Он испытал блаженство и сладостные дремотные галлюцинации. В этой же компании вскоре он узнал и другие удовольствия: в их кругу были и доступные девчушки-хохотушки, уже приученные к разврату.
Дистанцию от конопли к маку он пробежал спринтерски, уколовшись в свой пятнадцатый день рождения. Организм принял новый яд безоговорочно. И началась новая жизнь с её непредсказуемыми изломами, вечной маетой и заботой о наркотике; мощеничеством и аферами, ломками и «приходами», мыканием по разным углам большого города, изворачиванием, подличаньем, воровством, конспирацией.

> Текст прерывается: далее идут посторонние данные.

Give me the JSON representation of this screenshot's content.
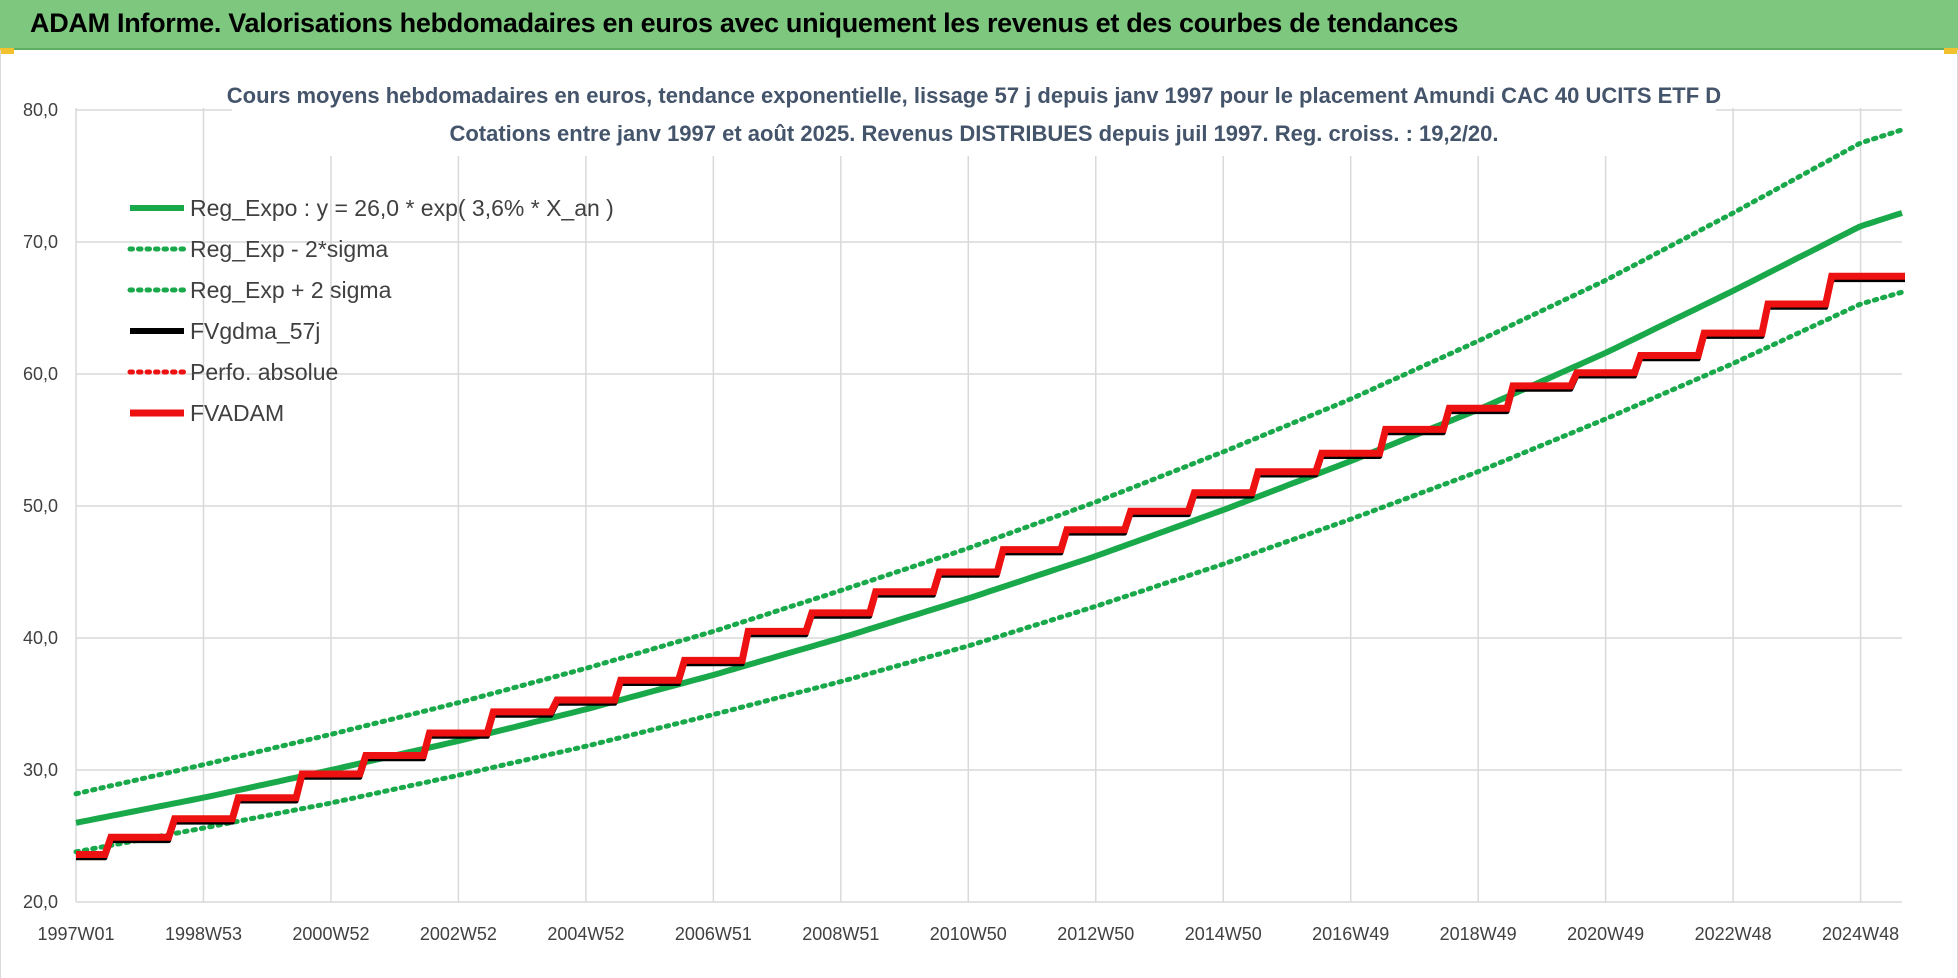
{
  "header": {
    "title": "ADAM Informe. Valorisations hebdomadaires en euros avec uniquement les revenus et des courbes de tendances"
  },
  "colors": {
    "header_bg": "#7dc77f",
    "trend": "#1aa94a",
    "nav": "#000000",
    "adam": "#ee1111",
    "grid": "#d9d9d9"
  },
  "chart_data": {
    "type": "line",
    "title_lines": [
      "Cours moyens hebdomadaires en euros, tendance exponentielle, lissage 57 j depuis janv 1997  pour le placement Amundi CAC 40 UCITS ETF D",
      "Cotations entre janv 1997 et août 2025.  Revenus DISTRIBUES depuis juil 1997.  Reg. croiss. : 19,2/20."
    ],
    "ylim": [
      20,
      80
    ],
    "y_ticks": [
      "20,0",
      "30,0",
      "40,0",
      "50,0",
      "60,0",
      "70,0",
      "80,0"
    ],
    "y_tick_values": [
      20,
      30,
      40,
      50,
      60,
      70,
      80
    ],
    "x_range_years": [
      1997.0,
      2025.65
    ],
    "x_ticks": [
      {
        "label": "1997W01",
        "year": 1997.0
      },
      {
        "label": "1998W53",
        "year": 1999.0
      },
      {
        "label": "2000W52",
        "year": 2001.0
      },
      {
        "label": "2002W52",
        "year": 2003.0
      },
      {
        "label": "2004W52",
        "year": 2005.0
      },
      {
        "label": "2006W51",
        "year": 2007.0
      },
      {
        "label": "2008W51",
        "year": 2009.0
      },
      {
        "label": "2010W50",
        "year": 2011.0
      },
      {
        "label": "2012W50",
        "year": 2013.0
      },
      {
        "label": "2014W50",
        "year": 2015.0
      },
      {
        "label": "2016W49",
        "year": 2017.0
      },
      {
        "label": "2018W49",
        "year": 2019.0
      },
      {
        "label": "2020W49",
        "year": 2021.0
      },
      {
        "label": "2022W48",
        "year": 2023.0
      },
      {
        "label": "2024W48",
        "year": 2025.0
      }
    ],
    "grid": true,
    "legend_position": "top-left",
    "series": [
      {
        "name": "Reg_Expo : y = 26,0 * exp( 3,6% *  X_an )",
        "style": "solid",
        "color": "#1aa94a",
        "x": [
          1997.0,
          1999.0,
          2001.0,
          2003.0,
          2005.0,
          2007.0,
          2009.0,
          2011.0,
          2013.0,
          2015.0,
          2017.0,
          2019.0,
          2021.0,
          2023.0,
          2025.0,
          2025.65
        ],
        "y": [
          26.0,
          27.9,
          30.0,
          32.2,
          34.6,
          37.2,
          40.0,
          43.0,
          46.2,
          49.7,
          53.4,
          57.3,
          61.6,
          66.3,
          71.2,
          72.2
        ]
      },
      {
        "name": "Reg_Exp - 2*sigma",
        "style": "dotted",
        "color": "#1aa94a",
        "x": [
          1997.0,
          1999.0,
          2001.0,
          2003.0,
          2005.0,
          2007.0,
          2009.0,
          2011.0,
          2013.0,
          2015.0,
          2017.0,
          2019.0,
          2021.0,
          2023.0,
          2025.0,
          2025.65
        ],
        "y": [
          23.8,
          25.6,
          27.5,
          29.6,
          31.8,
          34.2,
          36.7,
          39.4,
          42.4,
          45.6,
          49.0,
          52.6,
          56.6,
          60.8,
          65.3,
          66.2
        ]
      },
      {
        "name": "Reg_Exp + 2 sigma",
        "style": "dotted",
        "color": "#1aa94a",
        "x": [
          1997.0,
          1999.0,
          2001.0,
          2003.0,
          2005.0,
          2007.0,
          2009.0,
          2011.0,
          2013.0,
          2015.0,
          2017.0,
          2019.0,
          2021.0,
          2023.0,
          2025.0,
          2025.65
        ],
        "y": [
          28.2,
          30.4,
          32.7,
          35.1,
          37.7,
          40.5,
          43.6,
          46.8,
          50.3,
          54.1,
          58.1,
          62.5,
          67.1,
          72.2,
          77.5,
          78.5
        ]
      },
      {
        "name": "FVgdma_57j",
        "style": "solid",
        "color": "#000000",
        "offset": -0.25
      },
      {
        "name": "Perfo. absolue",
        "style": "dotted",
        "color": "#ee1111"
      },
      {
        "name": "FVADAM",
        "style": "step",
        "color": "#ee1111",
        "x": [
          1997.0,
          1997.5,
          1998.5,
          1999.5,
          2000.5,
          2001.5,
          2002.5,
          2003.5,
          2004.5,
          2005.5,
          2006.5,
          2007.5,
          2008.5,
          2009.5,
          2010.5,
          2011.5,
          2012.5,
          2013.5,
          2014.5,
          2015.5,
          2016.5,
          2017.5,
          2018.5,
          2019.5,
          2020.5,
          2021.5,
          2022.5,
          2023.5,
          2024.5,
          2025.65
        ],
        "y": [
          23.6,
          24.9,
          26.3,
          27.9,
          29.7,
          31.1,
          32.8,
          34.4,
          35.3,
          36.8,
          38.3,
          40.5,
          41.9,
          43.5,
          45.0,
          46.7,
          48.2,
          49.6,
          51.0,
          52.6,
          54.0,
          55.8,
          57.4,
          59.1,
          60.1,
          61.4,
          63.1,
          65.3,
          67.4,
          67.4
        ]
      }
    ]
  }
}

Вынужденный перерыв в гибельном занятии случился лишь раз, когда он попал за воровство в колонию для несовершеннолетних. Он с товарищами «очистил» квартиру парня из их же круга. Лошок был из обеспеченной семьи, сам же и навёл друзей на квартиру своих родителей. Посадили четверых, сына своего партийные родители «отмазали».
В колонии Максим акклиматизировался быстро. На свободе он уже успел получить неплохую теоретическую базу о житье-бытье в колониях, учителями были старшие кореша, успевшие побывать там. Опыт общения с ранее сидевшими ребятами давал ему некоторое преимущество перед теми пацанами, которые залетели сюда случайно по-глупости, по стечению обстоятельств. Он сразу и бесповоротно прибился к блатным, быстро пообтёрся и даже наработал авторитет: помогла уличная закалка, необыкновенная изворотливость, хорошо «подвешенный» язык, артистичность, не прошли даром занятия в школьной театральной студии. В общей массе малолетних преступников из малообеспеченных и неблагополучных семей, не отягощённых интеллектом и запасом полезных знаний, он, конечно же, обязан был выделиться выручала начитанность. Он не утратил привычки к чтению, которую ему привила мать, учительница младших классов, а на случавшихся редких хмельных «посиделках» Максим красочно живоописывал товарищам по несчастью истории из прочитанных им книг, сыпал анекдотами, стихами, за что получил лестное, но не претендующее на блатную «красивость», прозвище «библиотекарь».